Milena studiuje dziennikarstwo, ale już w liceum trafiła do wspólnoty Ruchu „Światło-Życie” i chce do końca życia zachować trzeźwość. Grzegorz Skupień z Bytomia, inny uczestnik warsztatów, stracił przez alkohol 27 lat życia. Nie pije od ośmiu lat. Jest prezesem klubu abstynentów Zdrowe Życie w Rudzie Śląskiej i z po więziennymi tatuażami na rękach prowadzi abstynenckie festyny i wesela: – Trzeźwieję dla wnuczka Klaudiusza, dla własnych dzieci nie miałem czasu – wyznaje. Po jednym z wesel, które prowadził, Skupień usłyszał od pijącego na co dzień kolegi: – Ty, ja pierwszy raz w życiu dobrze się bawiłem!

Katowicki Ośrodek Profilaktyczno-Szkoleniowy im. ks. Franciszka Blachnickiego przy ul. Gawronów 20 stał się ogólnopolskim centrum dla organizatorów trzeźwych zabaw. Już prawie pół tysiąca wodzirejów wyszło stąd w Polskę. Piotr Gill, student z Bydgoszczy, na zabawie sylwestrowej rozbawiał 160 gości: – Nie mogę zapomnieć, jak w zeszłym roku na polach lednickich razem z 82 wodzirejami prowadziliśmy poloneza tańczonego przez sto tysięcy młodych ludzi. To było wielkie przeżycie.

Zabawę w Lednicy organizowali wspólnie z ojcem Janem Górą Kazimierz i Józef Hojnowie, prezenterzy z Krakowa, którzy tajniki swej wiedzy przekazują dziś młodszym: – W trakcie zajęć wymyślamy nowe układy choreograficzne i takie zabawy dla gości, podczas których bez pomocy alkoholu przełamują początkowe skrępowanie – tłumaczy Hojna.
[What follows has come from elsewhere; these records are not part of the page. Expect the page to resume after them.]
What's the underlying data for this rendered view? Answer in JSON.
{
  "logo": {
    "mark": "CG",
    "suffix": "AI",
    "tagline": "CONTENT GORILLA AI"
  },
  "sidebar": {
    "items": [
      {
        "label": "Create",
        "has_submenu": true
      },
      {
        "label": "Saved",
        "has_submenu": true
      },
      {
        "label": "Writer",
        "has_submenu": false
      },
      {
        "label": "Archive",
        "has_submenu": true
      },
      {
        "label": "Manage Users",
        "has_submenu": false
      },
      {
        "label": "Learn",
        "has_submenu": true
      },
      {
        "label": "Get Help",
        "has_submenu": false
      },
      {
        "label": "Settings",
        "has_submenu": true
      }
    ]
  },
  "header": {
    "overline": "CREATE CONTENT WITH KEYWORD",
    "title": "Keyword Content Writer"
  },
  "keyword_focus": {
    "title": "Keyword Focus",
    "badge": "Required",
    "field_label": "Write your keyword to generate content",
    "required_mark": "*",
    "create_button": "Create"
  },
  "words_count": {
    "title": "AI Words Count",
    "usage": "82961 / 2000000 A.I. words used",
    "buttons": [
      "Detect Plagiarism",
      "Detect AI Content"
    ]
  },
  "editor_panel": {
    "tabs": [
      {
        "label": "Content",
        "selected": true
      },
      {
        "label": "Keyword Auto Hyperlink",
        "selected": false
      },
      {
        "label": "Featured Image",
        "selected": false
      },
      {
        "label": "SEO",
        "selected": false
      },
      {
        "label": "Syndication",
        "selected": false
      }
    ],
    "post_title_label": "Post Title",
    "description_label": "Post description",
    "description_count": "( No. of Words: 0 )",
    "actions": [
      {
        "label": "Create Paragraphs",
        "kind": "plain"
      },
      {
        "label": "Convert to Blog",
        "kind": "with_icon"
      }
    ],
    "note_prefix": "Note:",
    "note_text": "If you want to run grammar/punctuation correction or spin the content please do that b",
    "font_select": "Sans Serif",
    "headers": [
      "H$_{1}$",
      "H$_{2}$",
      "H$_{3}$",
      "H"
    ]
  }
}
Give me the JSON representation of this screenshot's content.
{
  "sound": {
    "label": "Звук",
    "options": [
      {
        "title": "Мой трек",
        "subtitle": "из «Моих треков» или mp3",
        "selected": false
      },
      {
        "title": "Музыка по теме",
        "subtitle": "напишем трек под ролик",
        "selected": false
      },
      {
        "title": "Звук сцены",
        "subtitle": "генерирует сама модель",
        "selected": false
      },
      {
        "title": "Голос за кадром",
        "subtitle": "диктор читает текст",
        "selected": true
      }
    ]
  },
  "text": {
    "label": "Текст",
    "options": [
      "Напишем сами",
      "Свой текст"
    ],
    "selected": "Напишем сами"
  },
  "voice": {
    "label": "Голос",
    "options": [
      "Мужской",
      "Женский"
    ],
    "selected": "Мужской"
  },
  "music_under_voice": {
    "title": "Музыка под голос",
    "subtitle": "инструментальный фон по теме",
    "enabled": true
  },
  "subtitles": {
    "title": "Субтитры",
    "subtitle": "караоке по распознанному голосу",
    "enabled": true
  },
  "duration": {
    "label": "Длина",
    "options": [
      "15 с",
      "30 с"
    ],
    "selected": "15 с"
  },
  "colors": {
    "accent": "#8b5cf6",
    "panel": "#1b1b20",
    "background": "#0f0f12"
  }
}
W czasie katowickich warsztatów zawiązuje się wiele przyjaźni. Do późnej nocy uczestnicy bawią się, dyskutują, wymieniają doświadczeniami. – Umiemy pracować do białego rana – mówią. – Trzeźwe zabawy trwają zawsze do szóstej, siódmej o świcie. Na zakrapianych około pierwszej w nocy niektórzy goście już leżą pod stołami – mówią.
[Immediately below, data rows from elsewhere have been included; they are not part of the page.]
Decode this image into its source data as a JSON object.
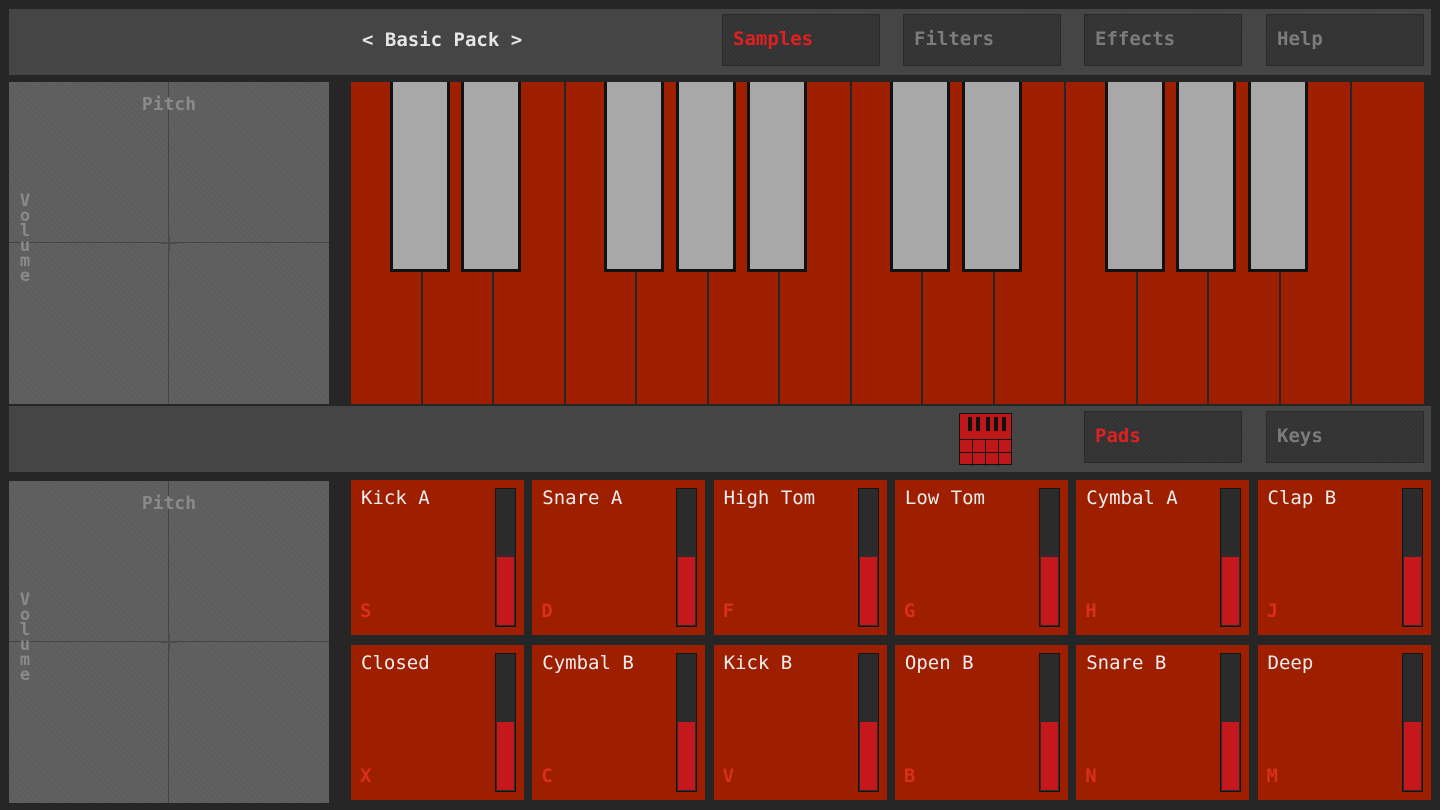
{
  "header": {
    "pack_prev": "<",
    "pack_name": "Basic Pack",
    "pack_next": ">",
    "tabs": [
      {
        "label": "Samples",
        "active": true
      },
      {
        "label": "Filters",
        "active": false
      },
      {
        "label": "Effects",
        "active": false
      },
      {
        "label": "Help",
        "active": false
      }
    ]
  },
  "xy_pads": [
    {
      "x_label": "Pitch",
      "y_label": "Volume"
    },
    {
      "x_label": "Pitch",
      "y_label": "Volume"
    }
  ],
  "keyboard": {
    "white_keys": 15,
    "black_keys": 10
  },
  "view_switch": {
    "icon": "pads-grid-icon",
    "buttons": [
      {
        "label": "Pads",
        "active": true
      },
      {
        "label": "Keys",
        "active": false
      }
    ]
  },
  "pads": [
    {
      "label": "Kick A",
      "key": "S",
      "level": 0.5
    },
    {
      "label": "Snare A",
      "key": "D",
      "level": 0.5
    },
    {
      "label": "High Tom",
      "key": "F",
      "level": 0.5
    },
    {
      "label": "Low Tom",
      "key": "G",
      "level": 0.5
    },
    {
      "label": "Cymbal A",
      "key": "H",
      "level": 0.5
    },
    {
      "label": "Clap B",
      "key": "J",
      "level": 0.5
    },
    {
      "label": "Closed",
      "key": "X",
      "level": 0.5
    },
    {
      "label": "Cymbal B",
      "key": "C",
      "level": 0.5
    },
    {
      "label": "Kick B",
      "key": "V",
      "level": 0.5
    },
    {
      "label": "Open B",
      "key": "B",
      "level": 0.5
    },
    {
      "label": "Snare B",
      "key": "N",
      "level": 0.5
    },
    {
      "label": "Deep",
      "key": "M",
      "level": 0.5
    }
  ],
  "colors": {
    "accent": "#e02020",
    "key_red": "#9e1e00",
    "black_key": "#a8a8a8",
    "panel": "#454545",
    "background": "#262626"
  }
}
Czy taniec i radosna zabawa mogą być formą modlitwy? Ksiądz Wojciech Ignasiak, szef ośrodka, nie wątpi, że tak jest w istocie: – Chodzi przecież o wyzwolenie człowieka. Nie tylko to polityczne, ale też od alkoholu, narkotyków, a właściwie wszystkich lęków. Na warsztatach uczymy się, jak można się uwolnić, łamiąc tradycyjny podczas zabaw przymus picia.